Cette dette énorme est le talon d’Achille des Etats-Unis qui ne font rien pour la juguler sous Trump. Chris Hedges, autre dissident américain, estime, quant à lui, que l’accroissement de la dette sous Trump fait perdre toute confiance en l’Amérique et induit les autres grandes puissances à abandonner le dollar, ce qui aura pour corollaire de démanteler graduellement et tacitement les alliances, tout comme les harcèlements judiciaires américains ont fait fléchir, en septembre dernier,  Juncker et Mogherini, auparavant féaux sujets de l’hegemon, incapables d’imaginer un monde où celui-ci aurait été autre qu’hégémonique.

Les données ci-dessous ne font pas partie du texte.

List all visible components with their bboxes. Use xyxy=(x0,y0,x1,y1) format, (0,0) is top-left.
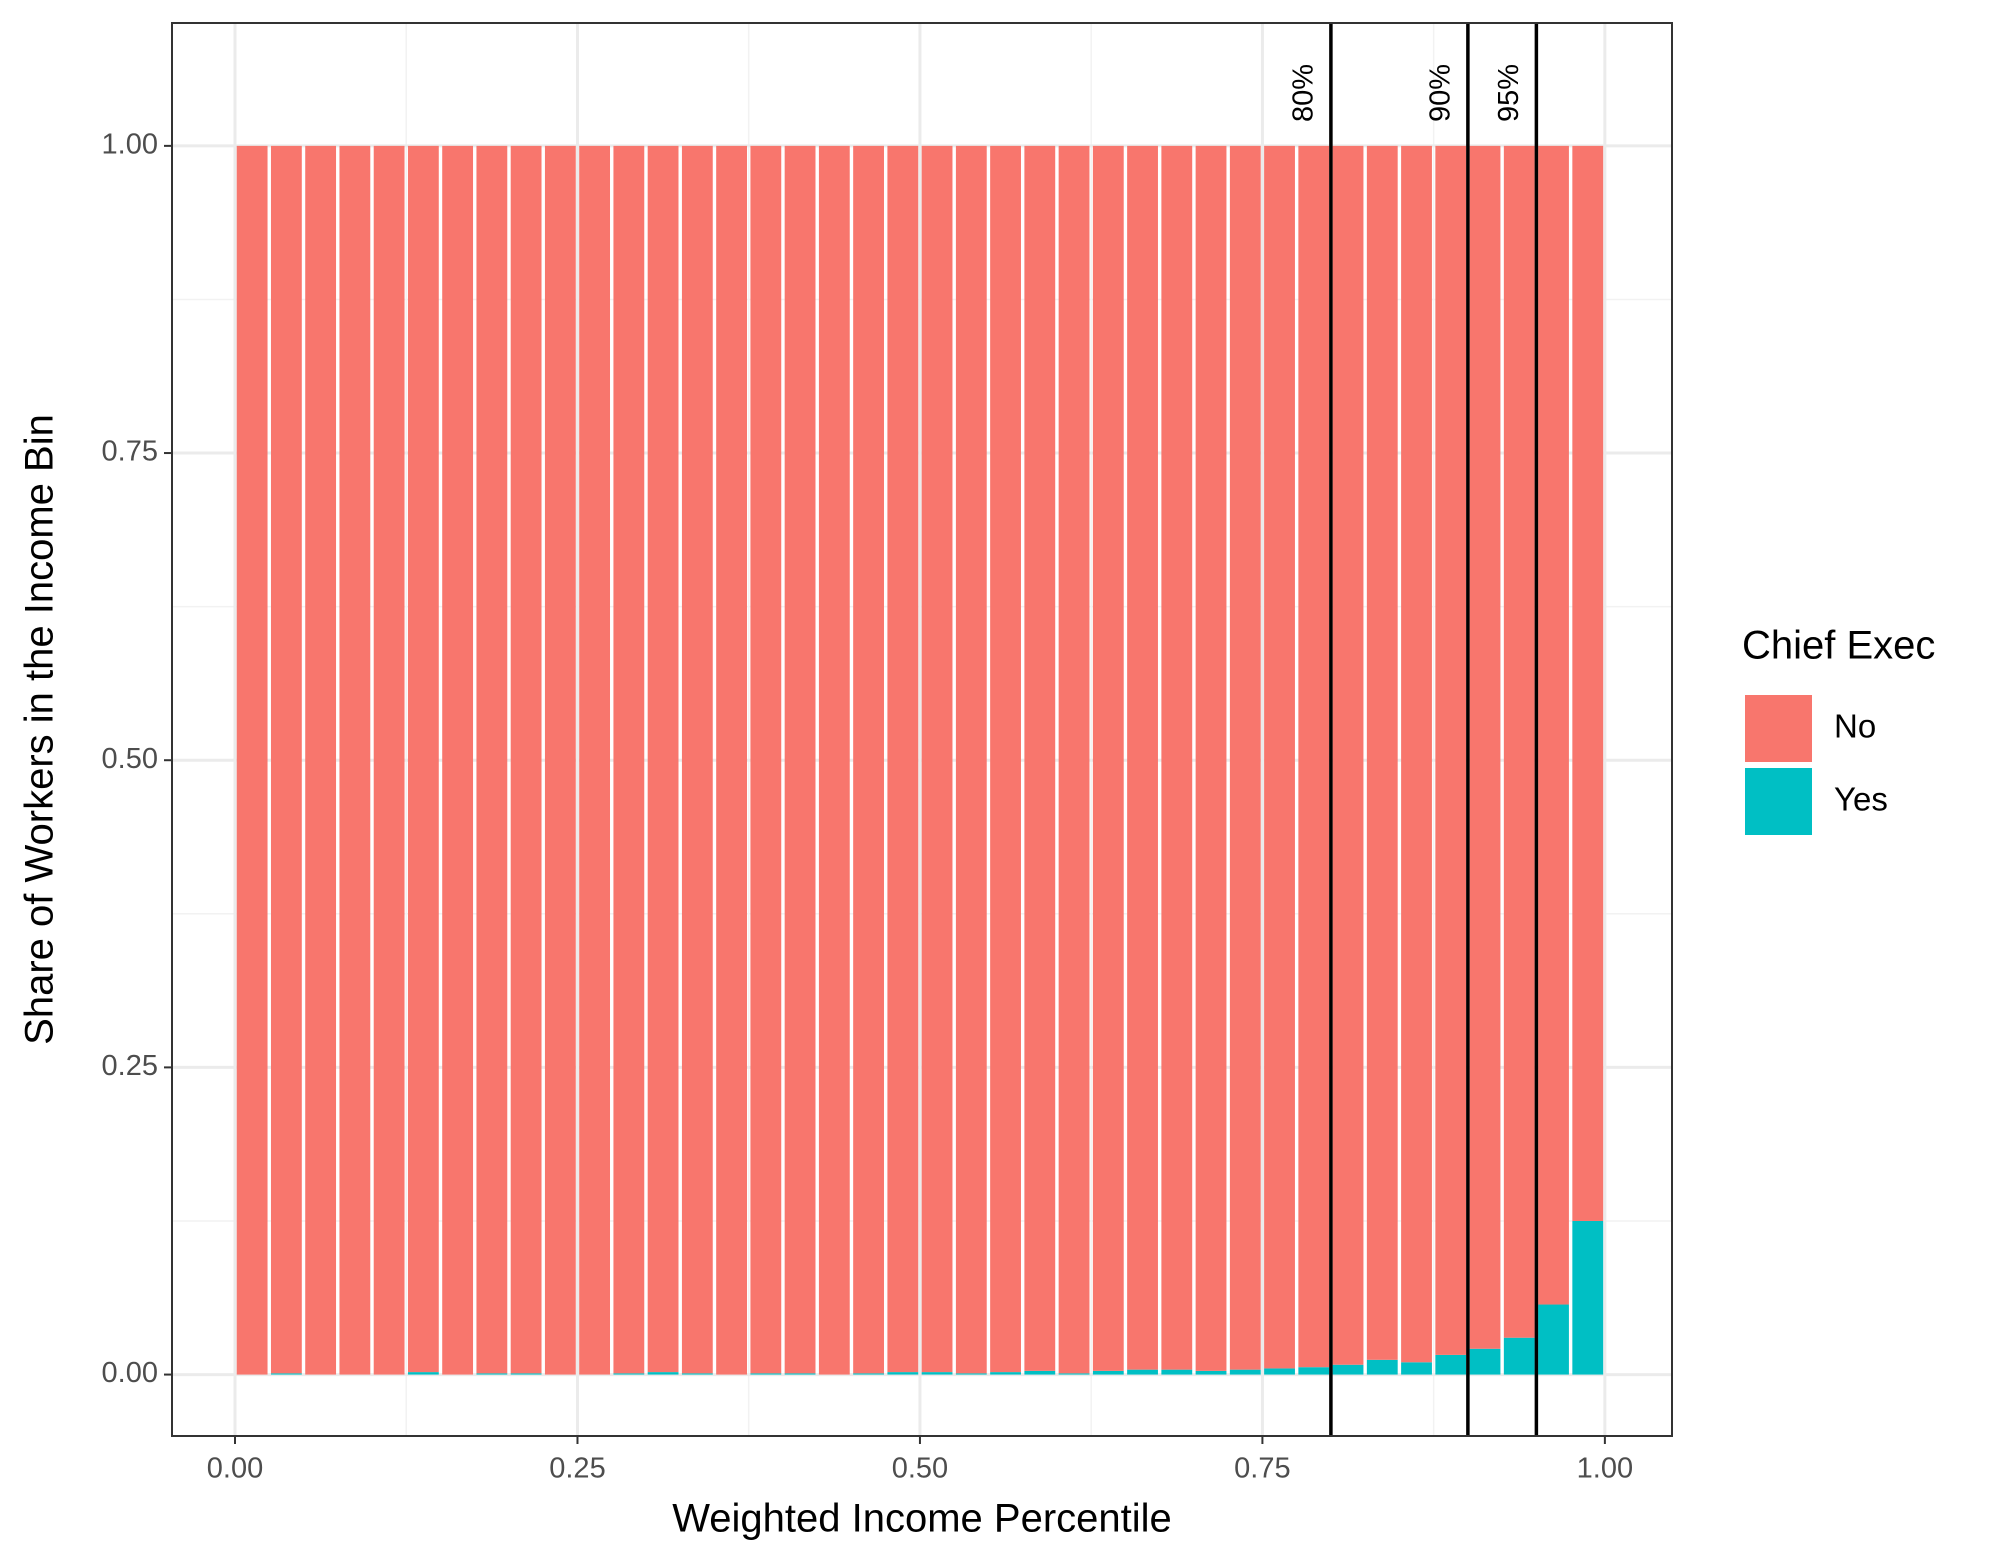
bar-segment xyxy=(1435,1354,1467,1375)
bar-segment xyxy=(1366,145,1398,1360)
bar-segment xyxy=(784,145,816,1374)
bar-segment xyxy=(1195,145,1227,1371)
bar-segment xyxy=(339,145,371,1375)
bar-segment xyxy=(476,1373,508,1375)
bar-segment xyxy=(476,145,508,1374)
x-tick-label: 0.50 xyxy=(892,1453,948,1485)
bar-segment xyxy=(1401,145,1432,1363)
bar-segment xyxy=(990,145,1021,1373)
bar-segment xyxy=(270,145,302,1374)
bar-segment xyxy=(613,1373,645,1375)
y-tick-label: 0.50 xyxy=(102,743,158,775)
bar-segment xyxy=(750,145,782,1374)
bar-segment xyxy=(716,145,747,1375)
bar-segment xyxy=(887,1372,919,1375)
bar-segment xyxy=(1024,145,1056,1371)
bar-segment xyxy=(1538,145,1569,1305)
y-tick-label: 0.75 xyxy=(102,436,158,468)
bar-segment xyxy=(613,145,645,1374)
x-axis-title: Weighted Income Percentile xyxy=(672,1497,1172,1541)
bar-segment xyxy=(1058,145,1090,1374)
bar-segment xyxy=(305,145,337,1375)
bar-segment xyxy=(1469,145,1501,1349)
bar-segment xyxy=(1503,145,1535,1338)
bar-segment xyxy=(818,145,850,1375)
bar-segment xyxy=(1161,145,1193,1370)
y-tick-label: 0.00 xyxy=(102,1357,158,1389)
bar-segment xyxy=(236,145,268,1375)
legend-key xyxy=(1745,695,1812,762)
bar-segment xyxy=(647,1372,679,1375)
bar-segment xyxy=(1127,145,1158,1370)
x-tick-label: 1.00 xyxy=(1577,1453,1633,1485)
panel-border xyxy=(171,22,1673,1437)
bar-segment xyxy=(270,1373,302,1375)
bar-segment xyxy=(1058,1373,1090,1375)
bar-segment xyxy=(1435,145,1467,1355)
bar-segment xyxy=(1298,1367,1330,1375)
bar-segment xyxy=(990,1372,1021,1375)
bar-segment xyxy=(1161,1369,1193,1375)
bar-segment xyxy=(1572,1220,1604,1375)
bar-segment xyxy=(510,1373,542,1375)
bar-segment xyxy=(1264,1368,1295,1375)
bar-segment xyxy=(579,145,611,1375)
bar-segment xyxy=(442,145,474,1375)
bar-segment xyxy=(921,145,953,1373)
bar-segment xyxy=(544,145,576,1375)
reference-label: 80% xyxy=(1288,64,1320,122)
bar-segment xyxy=(887,145,919,1373)
bar-segment xyxy=(1332,145,1364,1365)
bar-segment xyxy=(784,1373,816,1375)
bar-segment xyxy=(750,1373,782,1375)
bar-segment xyxy=(1024,1370,1056,1375)
bar-segment xyxy=(955,1373,987,1375)
legend-key xyxy=(1745,768,1812,835)
bar-segment xyxy=(1229,145,1261,1370)
x-tick-label: 0.25 xyxy=(549,1453,605,1485)
legend-title: Chief Exec xyxy=(1742,624,1935,668)
y-tick-label: 1.00 xyxy=(102,129,158,161)
bar-segment xyxy=(955,145,987,1374)
bar-segment xyxy=(1127,1369,1158,1375)
bar-segment xyxy=(647,145,679,1373)
bar-segment xyxy=(407,145,439,1373)
bar-segment xyxy=(853,1373,884,1375)
y-tick-label: 0.25 xyxy=(102,1050,158,1082)
x-tick-label: 0.75 xyxy=(1234,1453,1290,1485)
bar-segment xyxy=(1195,1370,1227,1375)
legend-label: No xyxy=(1834,708,1876,745)
bar-segment xyxy=(373,145,405,1375)
bar-segment xyxy=(853,145,884,1374)
bar-segment xyxy=(681,145,713,1374)
bar-segment xyxy=(1469,1348,1501,1375)
reference-label: 95% xyxy=(1493,64,1525,122)
bar-segment xyxy=(510,145,542,1374)
bar-segment xyxy=(1401,1362,1432,1375)
bar-segment xyxy=(1538,1304,1569,1375)
bar-segment xyxy=(921,1372,953,1375)
x-tick-label: 0.00 xyxy=(207,1453,263,1485)
reference-label: 90% xyxy=(1425,64,1457,122)
bar-segment xyxy=(407,1372,439,1375)
bar-segment xyxy=(1264,145,1295,1369)
bar-segment xyxy=(1298,145,1330,1368)
bar-segment xyxy=(1503,1337,1535,1375)
bar-segment xyxy=(1092,145,1124,1371)
bar-segment xyxy=(1092,1370,1124,1375)
y-axis-title: Share of Workers in the Income Bin xyxy=(18,414,62,1045)
bar-segment xyxy=(1332,1364,1364,1375)
bar-segment xyxy=(1366,1359,1398,1375)
bar-segment xyxy=(1572,145,1604,1221)
legend-label: Yes xyxy=(1834,781,1888,818)
bar-segment xyxy=(681,1373,713,1375)
bar-segment xyxy=(1229,1369,1261,1375)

La dette a des effets désastreux sur la politique intérieure américaine, ajoute Chris Hedges, car elle entraîne une inflation difficilement maîtrisable qui ne permet plus de financer les forces armées, dont le budget est colossal, comme on le faisait auparavant. Chris Hedges annonce ainsi la fin d’une impérialité de triple facture, athénienne, romaine et britannique, athénienne parce qu’elle tablait sur des alliés fiables et fidélisés, romaine parce qu’elle dispersait ses légions à bon escient aux endroits les plus stratégiques, britannique parce qu’elle visait un « système omni-englobant » reposant sur la culture, le commerce et les alliances.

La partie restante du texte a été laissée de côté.